In few places
can you experience every stage of the water cycle at once. But there’s magic in
the Mendenhall Ice Caves, where water runs over rocks under blue ceilings
inside a partially hollow glacier.
The Mendenhall
Glacier is a 12-mile-long glacier in the Mendenhall Valley, located only 12
miles from downtown Juneau in Southeast Alaska. Federally protected as part of
the Mendenhall Galcier Recreation Area, a unit of the Tongass National Forest,
the glacier originally had two names, Sitaantaagu (“Glacier Behind the Town”)

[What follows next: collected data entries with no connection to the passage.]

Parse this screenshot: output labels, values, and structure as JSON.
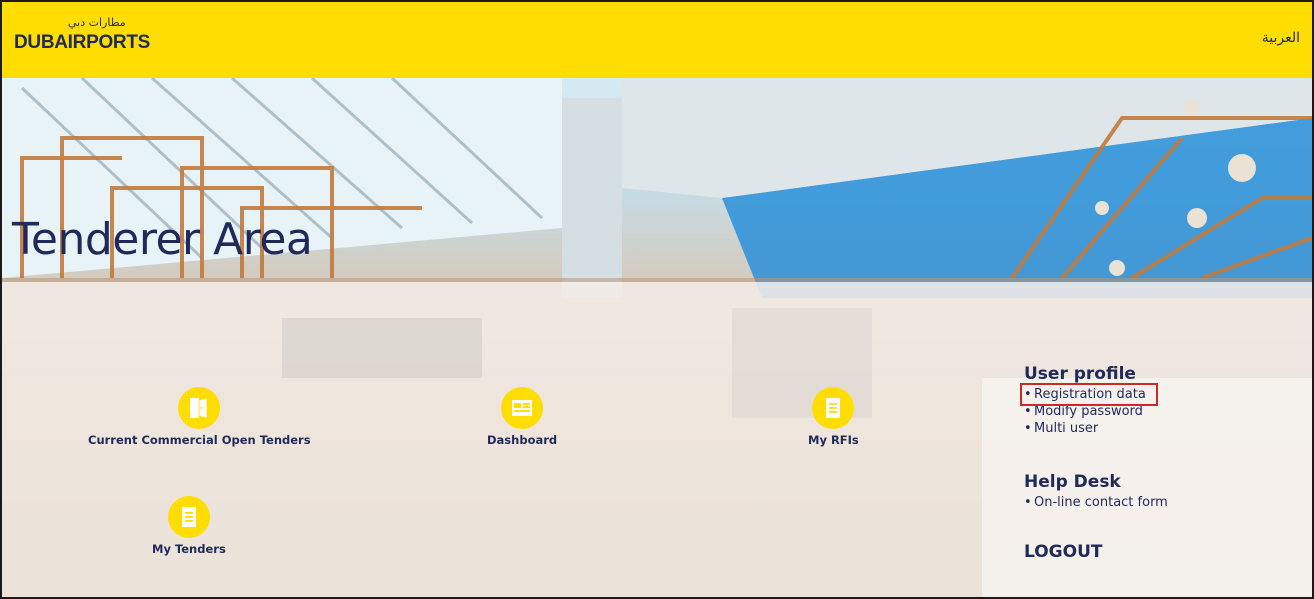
{
  "header": {
    "logo_arabic": "مطارات دبي",
    "logo_text": "DUBAIRPORTS",
    "language_link": "العربية",
    "background_color": "#ffdd00"
  },
  "page_title": "Tenderer Area",
  "tiles": [
    {
      "label": "Current Commercial Open Tenders",
      "icon": "door-icon"
    },
    {
      "label": "Dashboard",
      "icon": "dashboard-icon"
    },
    {
      "label": "My RFIs",
      "icon": "document-icon"
    },
    {
      "label": "My Tenders",
      "icon": "document-icon"
    }
  ],
  "user_profile": {
    "title": "User profile",
    "items": [
      "Registration data",
      "Modify password",
      "Multi user"
    ],
    "highlighted_item": "Registration data"
  },
  "help_desk": {
    "title": "Help Desk",
    "items": [
      "On-line contact form"
    ]
  },
  "logout_label": "LOGOUT",
  "colors": {
    "accent_yellow": "#ffdd00",
    "text_navy": "#1f2a5a",
    "highlight_red": "#cc2a2a"
  }
}
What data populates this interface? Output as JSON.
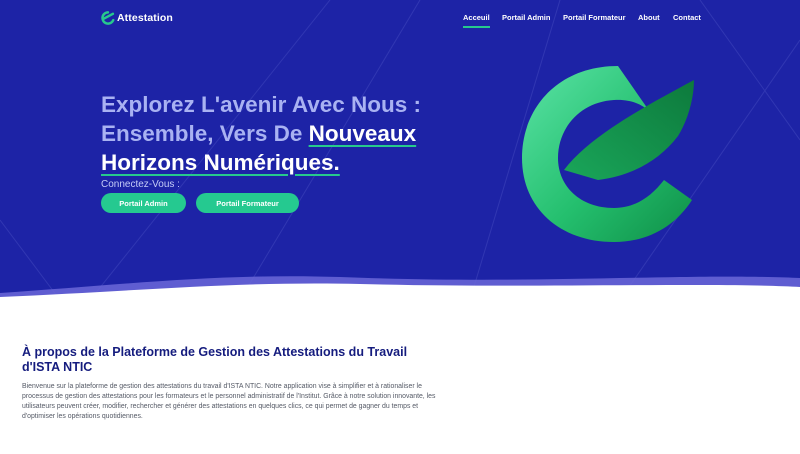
{
  "brand": {
    "logo_text": "Attestation"
  },
  "nav": {
    "items": [
      {
        "label": "Acceuil",
        "active": true
      },
      {
        "label": "Portail Admin"
      },
      {
        "label": "Portail Formateur"
      },
      {
        "label": "About"
      },
      {
        "label": "Contact"
      }
    ]
  },
  "hero": {
    "title_part1": "Explorez L'avenir Avec Nous : Ensemble, Vers De ",
    "title_highlight1": "Nouveaux",
    "title_highlight2": "Horizons Numériques.",
    "connect_label": "Connectez-Vous :",
    "admin_button": "Portail Admin",
    "formateur_button": "Portail Formateur"
  },
  "about": {
    "title": "À propos de la Plateforme de Gestion des Attestations du Travail d'ISTA NTIC",
    "text": "Bienvenue sur la plateforme de gestion des attestations du travail d'ISTA NTIC. Notre application vise à simplifier et à rationaliser le processus de gestion des attestations pour les formateurs et le personnel administratif de l'Institut. Grâce à notre solution innovante, les utilisateurs peuvent créer, modifier, rechercher et générer des attestations en quelques clics, ce qui permet de gagner du temps et d'optimiser les opérations quotidiennes."
  },
  "colors": {
    "hero_bg": "#1d23a6",
    "accent_green": "#25c990",
    "title_muted": "#a9b2f2",
    "about_title": "#151c7e"
  },
  "icons": {
    "brand": "e-logo-icon",
    "hero": "large-e-logo-icon"
  }
}
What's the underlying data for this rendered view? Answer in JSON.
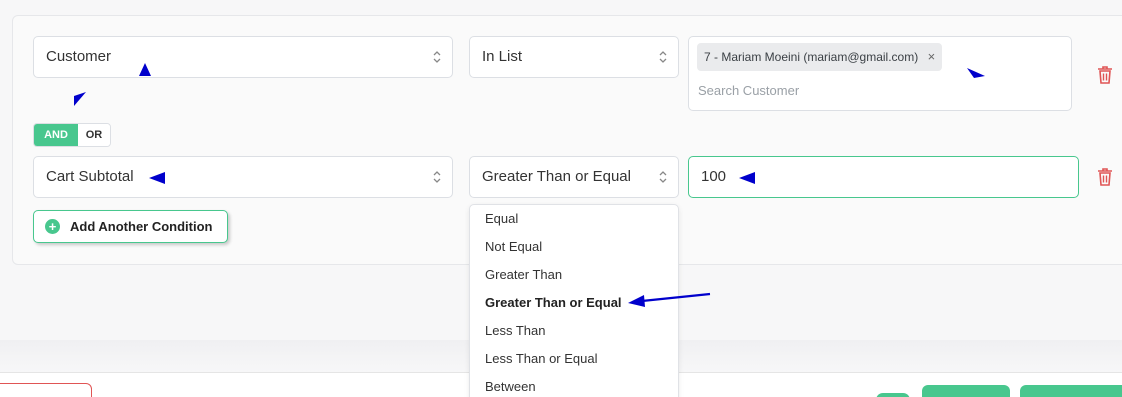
{
  "rows": [
    {
      "field": "Customer",
      "operator": "In List",
      "value_tag": "7 - Mariam Moeini (mariam@gmail.com)",
      "value_tag_remove": "×",
      "value_placeholder": "Search Customer"
    },
    {
      "field": "Cart Subtotal",
      "operator": "Greater Than or Equal",
      "value": "100"
    }
  ],
  "logic": {
    "and": "AND",
    "or": "OR",
    "selected": "AND"
  },
  "add_condition_label": "Add Another Condition",
  "operator_dropdown": {
    "options": [
      "Equal",
      "Not Equal",
      "Greater Than",
      "Greater Than or Equal",
      "Less Than",
      "Less Than or Equal",
      "Between"
    ],
    "selected": "Greater Than or Equal"
  },
  "colors": {
    "accent": "#48c78e",
    "danger": "#e05555",
    "annotation": "#0000cc"
  },
  "icons": [
    "sort-caret-icon",
    "trash-icon",
    "plus-circle-icon",
    "annotation-arrow-icon"
  ]
}
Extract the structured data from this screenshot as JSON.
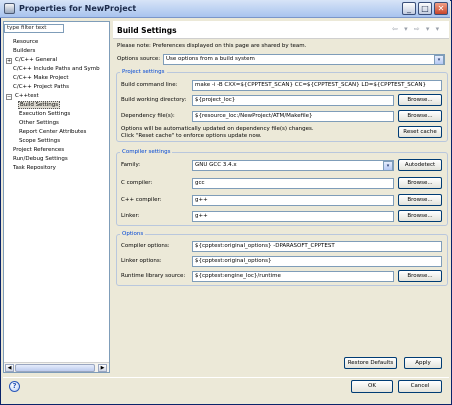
{
  "window": {
    "title": "Properties for NewProject"
  },
  "title_buttons": {
    "minimize": "_",
    "maximize": "□",
    "close": "✕"
  },
  "filter": {
    "value": "type filter text"
  },
  "tree": [
    {
      "label": "Resource",
      "expander": "",
      "level": 1
    },
    {
      "label": "Builders",
      "expander": "",
      "level": 1
    },
    {
      "label": "C/C++ General",
      "expander": "+",
      "level": 0
    },
    {
      "label": "C/C++ Include Paths and Symb",
      "expander": "",
      "level": 1
    },
    {
      "label": "C/C++ Make Project",
      "expander": "",
      "level": 1
    },
    {
      "label": "C/C++ Project Paths",
      "expander": "",
      "level": 1
    },
    {
      "label": "C++test",
      "expander": "−",
      "level": 0
    },
    {
      "label": "Build Settings",
      "expander": "",
      "level": 2,
      "selected": true
    },
    {
      "label": "Execution Settings",
      "expander": "",
      "level": 2
    },
    {
      "label": "Other Settings",
      "expander": "",
      "level": 2
    },
    {
      "label": "Report Center Attributes",
      "expander": "",
      "level": 2
    },
    {
      "label": "Scope Settings",
      "expander": "",
      "level": 2
    },
    {
      "label": "Project References",
      "expander": "",
      "level": 1
    },
    {
      "label": "Run/Debug Settings",
      "expander": "",
      "level": 1
    },
    {
      "label": "Task Repository",
      "expander": "",
      "level": 1
    }
  ],
  "scroll": {
    "left": "◀",
    "right": "▶"
  },
  "page": {
    "title": "Build Settings",
    "nav": "⇦ ▾ ⇨ ▾ ▾",
    "note": "Please note: Preferences displayed on this page are shared by team.",
    "options_source_label": "Options source:",
    "options_source_value": "Use options from a build system",
    "dropdown_glyph": "▾"
  },
  "project_settings": {
    "title": "Project settings",
    "build_command_label": "Build command line:",
    "build_command_value": "make -i -B CXX=${CPPTEST_SCAN} CC=${CPPTEST_SCAN} LD=${CPPTEST_SCAN}",
    "working_dir_label": "Build working directory:",
    "working_dir_value": "${project_loc}",
    "dependency_label": "Dependency file(s):",
    "dependency_value": "${resource_loc:/NewProject/ATM/Makefile}",
    "auto_update_note_1": "Options will be automatically updated on dependency file(s) changes.",
    "auto_update_note_2": "Click \"Reset cache\" to enforce options update now.",
    "reset_cache_label": "Reset cache"
  },
  "compiler_settings": {
    "title": "Compiler settings",
    "family_label": "Family:",
    "family_value": "GNU GCC 3.4.x",
    "autodetect_label": "Autodetect",
    "c_compiler_label": "C compiler:",
    "c_compiler_value": "gcc",
    "cpp_compiler_label": "C++ compiler:",
    "cpp_compiler_value": "g++",
    "linker_label": "Linker:",
    "linker_value": "g++"
  },
  "options": {
    "title": "Options",
    "compiler_options_label": "Compiler options:",
    "compiler_options_value": "${cpptest:original_options} -DPARASOFT_CPPTEST",
    "linker_options_label": "Linker options:",
    "linker_options_value": "${cpptest:original_options}",
    "runtime_label": "Runtime library source:",
    "runtime_value": "${cpptest:engine_loc}/runtime"
  },
  "buttons": {
    "browse": "Browse...",
    "restore_defaults": "Restore Defaults",
    "apply": "Apply",
    "ok": "OK",
    "cancel": "Cancel"
  },
  "help": {
    "glyph": "?"
  }
}
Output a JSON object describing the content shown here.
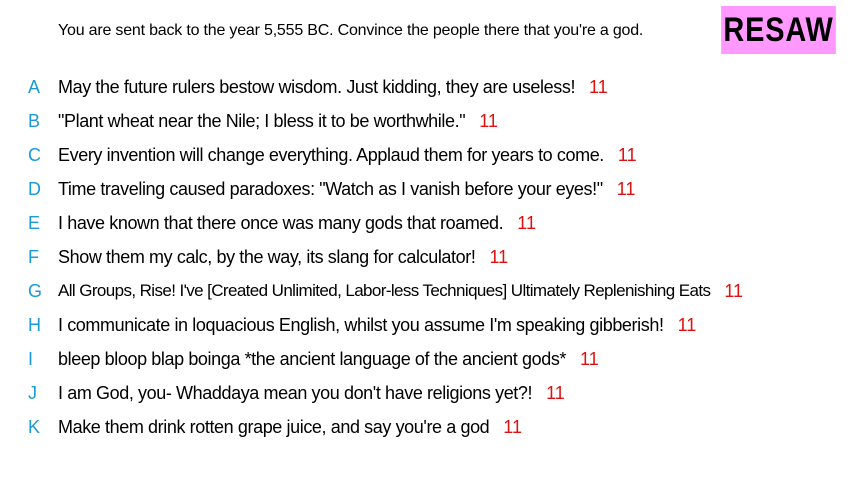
{
  "prompt": "You are sent back to the year 5,555 BC. Convince the people there that you're a god.",
  "badge": {
    "label": "RESAW",
    "color": "#ff99ff"
  },
  "colors": {
    "letter": "#1a9ad6",
    "score": "#e01010"
  },
  "answers": [
    {
      "letter": "A",
      "text": "May the future rulers bestow wisdom. Just kidding, they are useless!",
      "score": "11"
    },
    {
      "letter": "B",
      "text": "\"Plant wheat near the Nile; I bless it to be worthwhile.\"",
      "score": "11"
    },
    {
      "letter": "C",
      "text": "Every invention will change everything. Applaud them for years to come.",
      "score": "11"
    },
    {
      "letter": "D",
      "text": "Time traveling caused paradoxes: \"Watch as I vanish before your eyes!\"",
      "score": "11"
    },
    {
      "letter": "E",
      "text": "I have known that there once was many gods that roamed.",
      "score": "11"
    },
    {
      "letter": "F",
      "text": "Show them my calc, by the way, its slang for calculator!",
      "score": "11"
    },
    {
      "letter": "G",
      "text": "All Groups, Rise! I've [Created Unlimited, Labor-less Techniques] Ultimately Replenishing Eats",
      "score": "11"
    },
    {
      "letter": "H",
      "text": "I communicate in loquacious English, whilst you assume I'm speaking gibberish!",
      "score": "11"
    },
    {
      "letter": "I",
      "text": "bleep bloop blap boinga *the ancient language of the ancient gods*",
      "score": "11"
    },
    {
      "letter": "J",
      "text": "I am God, you- Whaddaya mean you don't have religions yet?!",
      "score": "11"
    },
    {
      "letter": "K",
      "text": "Make them drink rotten grape juice, and say you're a god",
      "score": "11"
    }
  ]
}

and Aak’wtaaksit (“Glacier Behind the Little Lake”).
The Ice Caves are
inside the glacier, accessible only to those willing to kayak to, and then ice
climb over the glacier. However, the glacier is retreating increasingly fast as
global warming heats the oceans and temperatures rise.
Monitored since
1942 by the Juneau Icefield Research Program, the Mendenhall Glacier has
receded almost two miles since 1958, while previously it had receded only 0.5
miles since 1500. The caves are in part a function of this increased glacial
melting.
Images of the
caves circulate the internet with such captions as “otherworldly” and
“surreal,” but “melting” and “fleeting” could be used as well, as this glacier
creates incredible new landscapes while we watch it melt away.